Alta circa 80 metri e profonda 50, la grotta carsica rappresenta uno dei più importanti siti archeologici della zona. Fu abitata dall’uomo sin dal Paleolitico Superiore, come testimoniano i numerosi reperti rinvenuti al suo interno. A partire dal 1870, le campagne di scavo archeologico portarono alla luce ossa di animali e pitture rupestri, oggi in parte conservate ed esposte presso il Museo Etno-Antropologico di Parigi.

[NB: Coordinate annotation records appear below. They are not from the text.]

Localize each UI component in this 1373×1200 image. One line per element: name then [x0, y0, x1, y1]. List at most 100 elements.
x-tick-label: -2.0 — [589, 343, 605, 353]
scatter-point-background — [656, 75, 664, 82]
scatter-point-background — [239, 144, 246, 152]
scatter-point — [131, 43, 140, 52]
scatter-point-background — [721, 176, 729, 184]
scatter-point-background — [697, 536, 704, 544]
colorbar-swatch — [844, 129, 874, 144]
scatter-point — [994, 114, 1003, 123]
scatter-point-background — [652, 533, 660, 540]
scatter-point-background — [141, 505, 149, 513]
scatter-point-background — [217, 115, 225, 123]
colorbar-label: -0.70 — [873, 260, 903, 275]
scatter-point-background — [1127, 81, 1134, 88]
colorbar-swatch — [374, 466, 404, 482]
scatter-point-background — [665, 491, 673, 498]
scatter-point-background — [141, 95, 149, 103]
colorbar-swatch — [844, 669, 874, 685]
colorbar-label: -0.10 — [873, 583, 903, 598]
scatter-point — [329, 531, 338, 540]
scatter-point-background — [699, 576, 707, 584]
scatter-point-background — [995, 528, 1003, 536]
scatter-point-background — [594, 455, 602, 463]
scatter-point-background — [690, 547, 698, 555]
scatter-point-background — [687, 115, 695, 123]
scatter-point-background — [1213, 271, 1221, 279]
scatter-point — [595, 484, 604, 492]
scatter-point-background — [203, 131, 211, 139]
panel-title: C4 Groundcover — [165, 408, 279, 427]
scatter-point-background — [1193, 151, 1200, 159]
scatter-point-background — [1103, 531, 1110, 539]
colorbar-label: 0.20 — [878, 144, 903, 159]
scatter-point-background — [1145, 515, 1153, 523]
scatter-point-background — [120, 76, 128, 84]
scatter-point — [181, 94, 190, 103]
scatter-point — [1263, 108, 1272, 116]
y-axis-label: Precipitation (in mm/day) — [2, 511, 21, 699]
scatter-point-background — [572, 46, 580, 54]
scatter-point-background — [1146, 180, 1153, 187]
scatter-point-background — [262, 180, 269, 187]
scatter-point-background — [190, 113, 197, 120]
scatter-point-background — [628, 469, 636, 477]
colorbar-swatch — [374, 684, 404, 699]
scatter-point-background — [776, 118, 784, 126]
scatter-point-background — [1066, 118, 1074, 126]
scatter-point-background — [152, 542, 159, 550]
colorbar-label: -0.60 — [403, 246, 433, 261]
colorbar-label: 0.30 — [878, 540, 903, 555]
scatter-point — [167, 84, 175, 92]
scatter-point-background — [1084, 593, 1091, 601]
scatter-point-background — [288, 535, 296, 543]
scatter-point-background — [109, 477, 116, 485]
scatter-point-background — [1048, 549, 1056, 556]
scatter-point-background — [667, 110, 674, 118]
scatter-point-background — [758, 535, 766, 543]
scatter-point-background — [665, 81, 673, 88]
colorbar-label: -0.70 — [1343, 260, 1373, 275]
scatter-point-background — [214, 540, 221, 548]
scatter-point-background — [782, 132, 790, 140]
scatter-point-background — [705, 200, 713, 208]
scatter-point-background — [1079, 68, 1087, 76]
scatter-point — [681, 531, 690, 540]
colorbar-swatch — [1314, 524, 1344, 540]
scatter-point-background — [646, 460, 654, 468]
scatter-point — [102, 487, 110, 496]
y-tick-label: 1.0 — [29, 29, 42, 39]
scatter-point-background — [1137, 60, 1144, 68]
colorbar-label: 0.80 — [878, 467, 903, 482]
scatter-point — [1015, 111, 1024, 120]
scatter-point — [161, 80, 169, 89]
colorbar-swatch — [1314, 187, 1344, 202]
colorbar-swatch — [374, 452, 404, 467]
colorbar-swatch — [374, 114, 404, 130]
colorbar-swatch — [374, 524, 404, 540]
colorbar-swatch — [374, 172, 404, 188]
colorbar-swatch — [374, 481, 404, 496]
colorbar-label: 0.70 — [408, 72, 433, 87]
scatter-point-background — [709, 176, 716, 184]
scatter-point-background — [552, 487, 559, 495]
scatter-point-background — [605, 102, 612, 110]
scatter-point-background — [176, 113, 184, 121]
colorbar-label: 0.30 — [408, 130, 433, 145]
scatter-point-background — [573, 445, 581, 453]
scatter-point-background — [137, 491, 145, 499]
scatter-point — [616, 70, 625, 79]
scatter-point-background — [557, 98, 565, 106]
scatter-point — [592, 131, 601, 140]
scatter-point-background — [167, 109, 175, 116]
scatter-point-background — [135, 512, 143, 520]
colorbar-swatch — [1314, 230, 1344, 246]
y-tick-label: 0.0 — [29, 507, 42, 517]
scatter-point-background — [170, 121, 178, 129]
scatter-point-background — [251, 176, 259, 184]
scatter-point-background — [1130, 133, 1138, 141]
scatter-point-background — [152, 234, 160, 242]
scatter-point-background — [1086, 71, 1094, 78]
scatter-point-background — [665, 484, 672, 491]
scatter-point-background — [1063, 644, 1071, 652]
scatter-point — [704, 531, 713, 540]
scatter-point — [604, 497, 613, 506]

Il piccolo borgo all’interno della grotta fu abitato per circa 150 anni da famiglie che vivevano principalmente di pastorizia e agricoltura. Oggi il villaggio si presenta esattamente com’era un secolo fa: è possibile visitare le antiche abitazioni, le stalle e le botteghe artigiane, dove un tempo si svolgevano i mestieri tradizionali.
La Grotta Mangiapane è visitabile durante tutto l’anno, ma nel periodo natalizio si trasforma in uno scenario davvero unico grazie al celebre Presepe Vivente, considerato uno dei più grandi e suggestivi d’Italia, capace di richiamare ogni anno visitatori provenienti da tutto il mondo.